Estos votantes habían pasado desapercibidos a los partidos tradicionales, eran invisibles. La extrema derecha, en cambio, ha sabido recogerlos, interpretarlos, reconocerlos. Los ha visto, simplemente. Ha sabido que estaban allí, más allá de los muros del sistema. Era un voto que quería existir, que se sentía excluido, abandonado por la política, incluso despreciado por los partidos y las instituciones. Y hete aquí que AfD les ha tendido la mano, les ha dado la oportunidad de existir y ellos han aparecido. No es, por tanto, un voto de extrema derecha. No cree en las “soluciones” que propugnan los ultras (seguramente porque no cree que la política pueda dar soluciones a sus problemas).
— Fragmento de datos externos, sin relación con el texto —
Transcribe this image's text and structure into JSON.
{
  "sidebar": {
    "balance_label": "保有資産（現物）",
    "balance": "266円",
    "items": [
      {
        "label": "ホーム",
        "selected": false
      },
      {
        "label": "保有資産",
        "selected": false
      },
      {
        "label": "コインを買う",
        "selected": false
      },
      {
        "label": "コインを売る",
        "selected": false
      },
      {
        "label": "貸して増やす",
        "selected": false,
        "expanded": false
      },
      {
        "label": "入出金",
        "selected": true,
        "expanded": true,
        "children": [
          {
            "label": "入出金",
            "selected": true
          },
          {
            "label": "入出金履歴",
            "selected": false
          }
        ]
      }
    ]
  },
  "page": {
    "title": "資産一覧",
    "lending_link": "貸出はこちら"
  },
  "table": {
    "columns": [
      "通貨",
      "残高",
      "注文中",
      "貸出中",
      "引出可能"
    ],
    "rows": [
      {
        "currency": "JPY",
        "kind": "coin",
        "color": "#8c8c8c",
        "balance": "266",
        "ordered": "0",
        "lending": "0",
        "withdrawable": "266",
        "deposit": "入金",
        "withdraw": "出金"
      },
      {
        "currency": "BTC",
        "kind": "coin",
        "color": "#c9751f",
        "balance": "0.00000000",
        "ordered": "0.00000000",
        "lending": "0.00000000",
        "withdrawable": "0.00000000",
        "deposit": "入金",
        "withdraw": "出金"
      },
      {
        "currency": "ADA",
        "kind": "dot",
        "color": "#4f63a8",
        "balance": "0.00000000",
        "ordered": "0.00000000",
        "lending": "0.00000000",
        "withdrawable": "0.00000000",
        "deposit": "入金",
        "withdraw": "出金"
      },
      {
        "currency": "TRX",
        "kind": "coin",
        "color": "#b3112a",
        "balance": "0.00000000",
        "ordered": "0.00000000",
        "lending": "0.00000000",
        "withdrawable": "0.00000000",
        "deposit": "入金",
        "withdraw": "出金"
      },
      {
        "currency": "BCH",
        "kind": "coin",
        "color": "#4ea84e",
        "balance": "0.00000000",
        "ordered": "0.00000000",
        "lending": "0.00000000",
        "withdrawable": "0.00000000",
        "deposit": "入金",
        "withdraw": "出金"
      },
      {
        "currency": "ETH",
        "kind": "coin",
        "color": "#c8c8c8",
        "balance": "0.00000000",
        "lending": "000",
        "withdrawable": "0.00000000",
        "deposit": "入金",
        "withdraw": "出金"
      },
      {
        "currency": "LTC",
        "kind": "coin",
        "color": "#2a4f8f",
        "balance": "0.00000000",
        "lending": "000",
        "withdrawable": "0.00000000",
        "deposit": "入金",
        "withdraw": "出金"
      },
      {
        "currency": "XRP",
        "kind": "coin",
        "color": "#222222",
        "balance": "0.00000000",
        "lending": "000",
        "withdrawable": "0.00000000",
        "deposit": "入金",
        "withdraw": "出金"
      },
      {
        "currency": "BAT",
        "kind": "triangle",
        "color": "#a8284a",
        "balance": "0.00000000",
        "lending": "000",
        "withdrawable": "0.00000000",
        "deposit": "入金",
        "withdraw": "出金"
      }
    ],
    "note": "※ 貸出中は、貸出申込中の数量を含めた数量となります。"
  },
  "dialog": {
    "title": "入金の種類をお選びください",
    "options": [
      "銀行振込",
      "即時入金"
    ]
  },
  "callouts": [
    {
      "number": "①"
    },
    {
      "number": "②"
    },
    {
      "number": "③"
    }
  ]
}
Simplemente, es un voto que quiere que se le tenga en cuenta, que se tengan en cuenta sus problemas. Son la very special people que Trump “ama”. Aquellos a los que Hillary Clinton llamó basket of deplorables durante la campaña de 2016, lo que finiquitó sus posibilidades de llegar a la presidencia al lanzar en brazos de Trump a los votantes blancos de las zonas desindustrializadas de los estados clave.

También es una parte sustancial del voto a Le Pen, o los chalecos amarillos que claman contra un París autista y endogámico, el París que representa como nadie el júpiter Macron. Curiosamente, es el mismo sentimiento que propulsa a los franceses de segunda generación que habitan la banlieue y que se sienten igual de ninguneados y excluidos. Es un ruido sordo, un bajo continuo, que puede percibirse en todas las sociedades: el de los que se sienten abandonados, traicionados, dejados de lado. Los que sienten que no están invitados a la mesa donde se reparte el pastel y buscan a alguien que les entienda, que les recoja, que dé voz a su desesperación. Y ese alguien acostumbra a ser (no siempre) la extrema derecha.

Esa extrema derecha que parece reproducir el famoso poema de Emma Lazarus inscrito en el pedestal de la neoyorkina estatua de la libertad (“dadme a vuestros rendidos, a vuestros pobres, vuestras masas hacinadas anhelando respirar en libertad”). Quizás vaya siendo hora de que otros partidos se atrevan a mirar a la cara a ese voto invisible, que les tiendan la mano, que los recojan y los reconozcan, que les hagan saber que también cuentan, que también les tienen en cuenta. Háganlo antes de que sea demasiado tarde.